Le violeur présumé de leur fille pourrait échapper à son procès
© CAPTURE D'ECRAN FRANCE 3

TEMOIGNAGE E1 -Les parents de Maëlle, violée à 5 ans, craignent que l'homme soit reconnu irresponsable. Ils ont écrit à François Hollande.

L'actu. Les parents de Maëlle en sont persuadés : la décision a déjà été prise. Rodolphe et Céline Bressat attendent néanmoins avec impatience de savoir si l'homme, soupçonné d'avoir violé leur fille en 2011 alors qu'elle avait 5 ans, sera reconnu irresponsable. La chambre de l'instruction de la Cour d'appel de Lyon rend sa décision vendredi. Mais quelle que soit l'issue, les Bressat ont d'ores et déjà écrit à François Hollande.

>> Mise à jour : Le parquet général de Lyon a requis vendredi l'irresponsabilité pénale du suspect.  La chambre de l'instruction de la cour d'appel a mis sa décision en délibéré au 22 novembre. Si elle suit les réquisitions, le suspect de 41 ans ne sera pas renvoyé devant une cour d'assises, mais hospitalisé.

L'histoire. Le 12 juin 2011, Maëlle est enlevée juste devant la maison de ses parents alors qu'elle faisait du vélo. Son rapt ne durera que cinq heures, mais son ravisseur la viole. Arrêté peu après, il reste mutique. Différents psychiatres ont estimé que son discernement était aboli au moment des faits. Selon eux, il souffrait de schizophrénie.
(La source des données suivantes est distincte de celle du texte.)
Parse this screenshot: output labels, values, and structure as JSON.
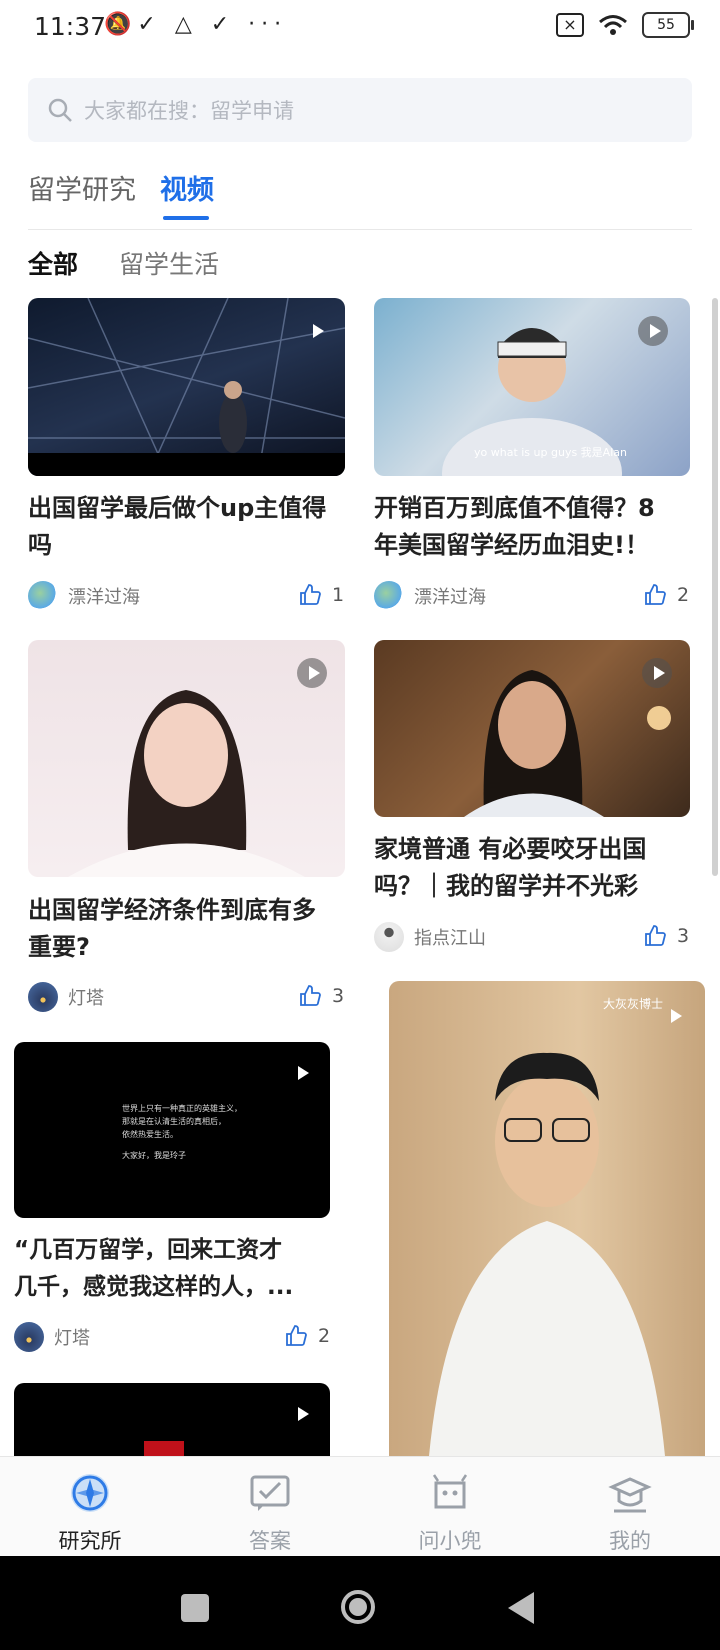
{
  "status": {
    "time": "11:37",
    "left_icons": "✓ △ ✓ ···",
    "battery": "55"
  },
  "search": {
    "placeholder": "大家都在搜：留学申请"
  },
  "tabs": [
    {
      "label": "留学研究",
      "active": false
    },
    {
      "label": "视频",
      "active": true
    }
  ],
  "subtabs": [
    {
      "label": "全部",
      "active": true
    },
    {
      "label": "留学生活",
      "active": false
    }
  ],
  "cards": [
    {
      "title_line1": "出国留学最后做个up主值得",
      "title_line2": "吗",
      "author": "漂洋过海",
      "likes": "1"
    },
    {
      "title_line1": "开销百万到底值不值得？8",
      "title_line2": "年美国留学经历血泪史!！",
      "author": "漂洋过海",
      "likes": "2",
      "caption": "yo what is up guys 我是Alan"
    },
    {
      "title_line1": "出国留学经济条件到底有多",
      "title_line2": "重要?",
      "author": "灯塔",
      "likes": "3"
    },
    {
      "title_line1": "家境普通 有必要咬牙出国",
      "title_line2": "吗？｜我的留学并不光彩",
      "author": "指点江山",
      "likes": "3"
    },
    {
      "title_line1": "“几百万留学，回来工资才",
      "title_line2": "几千，感觉我这样的人，...",
      "author": "灯塔",
      "likes": "2",
      "video_text_1": "世界上只有一种真正的英雄主义，",
      "video_text_2": "那就是在认清生活的真相后，",
      "video_text_3": "依然热爱生活。",
      "video_text_4": "大家好，我是玲子"
    },
    {
      "watermark": "大灰灰博士"
    }
  ],
  "bottom_nav": [
    {
      "label": "研究所",
      "icon": "compass-icon",
      "active": true
    },
    {
      "label": "答案",
      "icon": "message-check-icon",
      "active": false
    },
    {
      "label": "问小兜",
      "icon": "robot-chat-icon",
      "active": false
    },
    {
      "label": "我的",
      "icon": "graduation-cap-icon",
      "active": false
    }
  ],
  "colors": {
    "accent": "#1f6fe8",
    "search_bg": "#f3f5f9"
  }
}
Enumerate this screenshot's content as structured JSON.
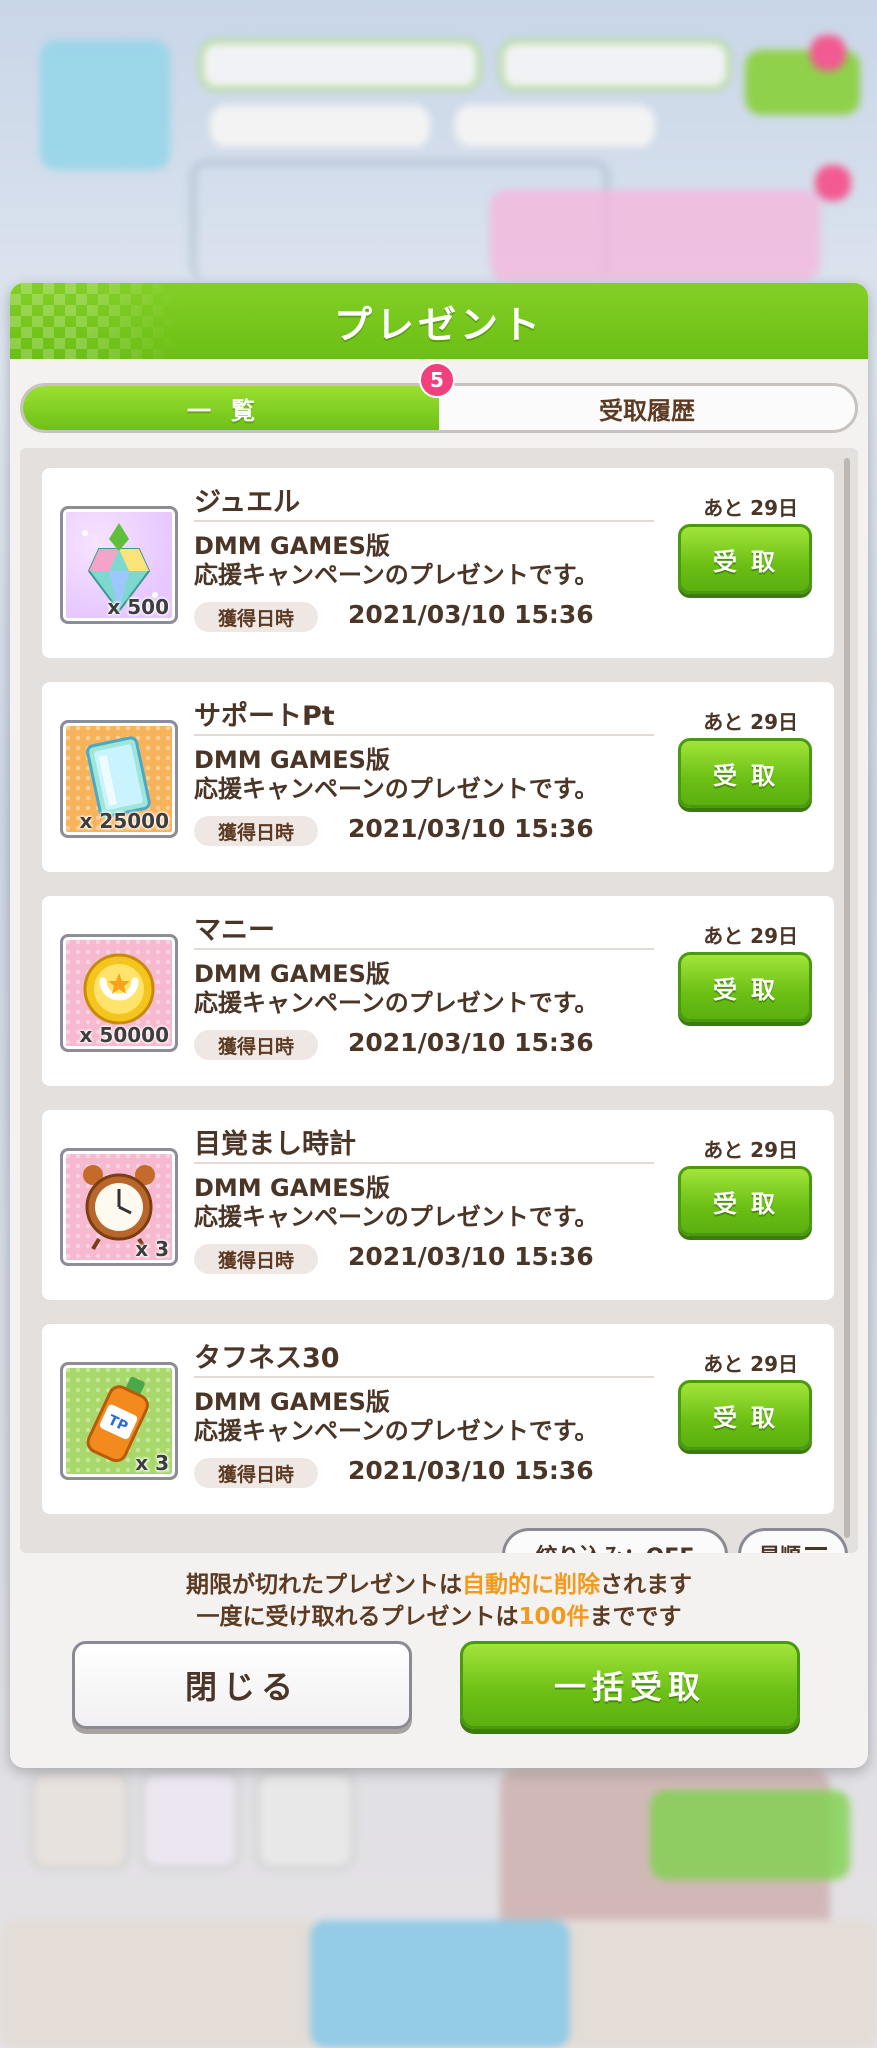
{
  "dialog": {
    "title": "プレゼント",
    "tabs": [
      {
        "label": "一覧",
        "active": true,
        "badge": "5"
      },
      {
        "label": "受取履歴",
        "active": false
      }
    ]
  },
  "items": [
    {
      "name": "ジュエル",
      "icon": "jewel-icon",
      "quantity": "x 500",
      "desc_line1": "DMM GAMES版",
      "desc_line2": "応援キャンペーンのプレゼントです。",
      "date_label": "獲得日時",
      "date": "2021/03/10 15:36",
      "remaining": "あと 29日",
      "button": "受取"
    },
    {
      "name": "サポートPt",
      "icon": "support-card-icon",
      "quantity": "x 25000",
      "desc_line1": "DMM GAMES版",
      "desc_line2": "応援キャンペーンのプレゼントです。",
      "date_label": "獲得日時",
      "date": "2021/03/10 15:36",
      "remaining": "あと 29日",
      "button": "受取"
    },
    {
      "name": "マニー",
      "icon": "coin-icon",
      "quantity": "x 50000",
      "desc_line1": "DMM GAMES版",
      "desc_line2": "応援キャンペーンのプレゼントです。",
      "date_label": "獲得日時",
      "date": "2021/03/10 15:36",
      "remaining": "あと 29日",
      "button": "受取"
    },
    {
      "name": "目覚まし時計",
      "icon": "alarm-clock-icon",
      "quantity": "x 3",
      "desc_line1": "DMM GAMES版",
      "desc_line2": "応援キャンペーンのプレゼントです。",
      "date_label": "獲得日時",
      "date": "2021/03/10 15:36",
      "remaining": "あと 29日",
      "button": "受取"
    },
    {
      "name": "タフネス30",
      "icon": "tp-bottle-icon",
      "quantity": "x 3",
      "desc_line1": "DMM GAMES版",
      "desc_line2": "応援キャンペーンのプレゼントです。",
      "date_label": "獲得日時",
      "date": "2021/03/10 15:36",
      "remaining": "あと 29日",
      "button": "受取"
    }
  ],
  "filter": {
    "label": "絞り込み：OFF",
    "sort_label": "昇順"
  },
  "notice": {
    "line1_a": "期限が切れたプレゼントは",
    "line1_hl": "自動的に削除",
    "line1_b": "されます",
    "line2_a": "一度に受け取れるプレゼントは",
    "line2_hl": "100件",
    "line2_b": "までです"
  },
  "footer": {
    "close_label": "閉じる",
    "bulk_label": "一括受取"
  },
  "colors": {
    "accent_green": "#6bbf14",
    "badge_pink": "#f23f7e",
    "highlight_orange": "#f29a1e",
    "text_brown": "#4a3526"
  }
}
Une décision "déjà pliée". Impensable pour les parents de Maëlle, qui ont fait appel de ces expertises. La chambre de l’instruction de la Cour d’appel de Lyon a donc été saisie. Elle doit rendre son jugement vendredi mais Rodolphe et Céline Bressat sont persuadés que le tribunal confirmera l'irresponsabilité. "On a vraiment le sentiment que c'est une audience pour la forme, histoire de dire qu'on l'a fait, mais qu'en gros c'est déjà plié", regrette le père de famille sur Europe 1. "On est plus qu'en colère, parce que si la décision d'irresponsabilité est confirmée, derrière c'est le néant total", ajoute-t-il.


Le suspect avant la victime. Si la cour d'appel validait l'irresponsabilité du suspect, il ne pourrait pas être jugé. "Aujourd'hui dans notre affaire, on a le sentiment que tout a été fait pour s'intéresser au bien du mis en cause, limite on cherche à l'excuser pénalement. Depuis trois ans et demi, à part trois courriers tout le monde se fiche de savoir comment va ma fille", dénonce Rodolphe Bressat. "Il faut ramener les choses dans l'ordre, on a une petite fille de cinq ans qui a été victime d'actes ignobles et nous on a pris perpette", poursuit-il au micro d'Europe 1.

Une lettre à Hollande. Les parents de Maëlle ont donc écrit à François Hollande. "Dans notre pays, quand on fait un excès de vitesse, on est condamné, quand on ne paye pas ses impôts, on est condamné. En revanche, quand on enlève et viole une petite fille, on est irresponsable et donc non condamnable", accusent-ils. "Comment pouvez-vous cautionner une société qui ne protège pas ses enfants. Comment cautionner une société qui sous couvert d'un dogmatisme libertaire fait le choix de ne pas sanctionner des individus soit disant 'malades'", conclut-ils.